A ligand-independent origin of abscisic acid perception
Necessity is the mother of all invention, the saying goes, and that includes the process of evolution.
Take plant life: Plants get stressed too. Environmental factors such as drought or a high concentration of salt in the soil disrupt their physiology. All land plants, from liverworts to wheat, use a complex signalling cascade that allows them to survive these, and other, stressful conditions.
But what about existential changes, like putting water-based plants on dry land? How would they cope with the move?

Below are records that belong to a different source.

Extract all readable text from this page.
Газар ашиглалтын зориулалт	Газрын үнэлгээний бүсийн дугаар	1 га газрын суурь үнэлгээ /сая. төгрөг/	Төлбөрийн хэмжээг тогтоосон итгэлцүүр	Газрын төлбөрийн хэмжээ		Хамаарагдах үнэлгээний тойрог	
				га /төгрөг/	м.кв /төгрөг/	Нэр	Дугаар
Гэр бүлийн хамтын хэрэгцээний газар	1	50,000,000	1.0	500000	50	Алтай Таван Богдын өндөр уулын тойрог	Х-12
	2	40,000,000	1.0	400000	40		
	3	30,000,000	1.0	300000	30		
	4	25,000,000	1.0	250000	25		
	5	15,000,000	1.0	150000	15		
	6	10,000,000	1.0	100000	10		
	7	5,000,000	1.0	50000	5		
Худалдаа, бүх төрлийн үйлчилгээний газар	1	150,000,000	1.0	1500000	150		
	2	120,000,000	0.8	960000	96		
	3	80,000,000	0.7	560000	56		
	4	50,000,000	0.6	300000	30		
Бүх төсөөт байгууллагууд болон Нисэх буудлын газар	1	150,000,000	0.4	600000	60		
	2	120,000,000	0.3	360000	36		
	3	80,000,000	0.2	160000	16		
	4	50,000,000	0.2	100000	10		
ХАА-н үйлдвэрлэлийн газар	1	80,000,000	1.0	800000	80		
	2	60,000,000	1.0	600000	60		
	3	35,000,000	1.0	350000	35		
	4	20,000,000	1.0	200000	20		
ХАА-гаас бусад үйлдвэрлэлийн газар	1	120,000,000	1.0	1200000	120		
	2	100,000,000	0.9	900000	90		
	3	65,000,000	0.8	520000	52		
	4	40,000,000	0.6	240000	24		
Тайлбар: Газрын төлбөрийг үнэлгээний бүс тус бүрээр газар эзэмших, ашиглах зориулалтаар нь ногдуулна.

Today, an international research team led by Hebrew University's Dr. Assaf Mosquna has unlocked one of the secrets that enabled plants to do just that, approximately half-a-billion years ago.
In a ground-breaking study published Monday in the prestigious Proceedings of the National Academy of Sciences academic journal, the team describes the evolutionary origins of a mechanism used by plants to survive dehydration—a necessary prerequisite for growth on land.
"The move from water to land was one of the most important moments in evolutionary biology," says Dr. Mosquna, an expert in plant responses to environmental stress at The Robert H. Smith Institute of Plant Sciences. "By unlocking one of the secrets of how that process unfolded we shed light on evolution itself, we gain important insight into the challenges facing modern agriculture, climate change and more."
The researchers say the establishment of plant life on dry land was probably an evolutionary "accident": Aquatic algae—typically single-celled or filamentous organisms known popularly as "pond scum"—likely washed up on the shores of ancient freshwater lakes and had to "learn" how to withstand dehydration.
Algae on land accumulate a set of protective proteins and sugars that enable them to survive cycles of dehydration and rehydration. Their descendants went on to dominate terrestrial habitats, and this survival trait was passed on to them, with one important difference: Modern land plants use a stress hormone called abscisic acid (ABA) to trigger the genetic response that results in the cells accumulating these compounds, but aquatic algae don't.
Although aquatic algae contain ABA, it does not trigger the hormone reaction necessary for survival on dry land. This is because in the true land plants the hormone first has to bind with a specific receptor protein to initiate the dehydration response.
"Until recently, it was thought that algae didn't have this receptor, until a similar protein was discovered in the immediate algal ancestors of land plants. It doesn't bind ABA, but it does interact with the first component of the response pathway resulting in a low-level activation of dehydration tolerance. During the first few million years on land, novel forms of the receptor evolved through mutations that did allow it to bind ABA—and to trigger a much stronger response. This hormonal trigger—coupled with an increase in the number of genes encoding the receptor—enabled plants to diversify and survive in a previously inhospitable environment," says Dr. Andrew Cuming of Leeds University, a senior member of the research team.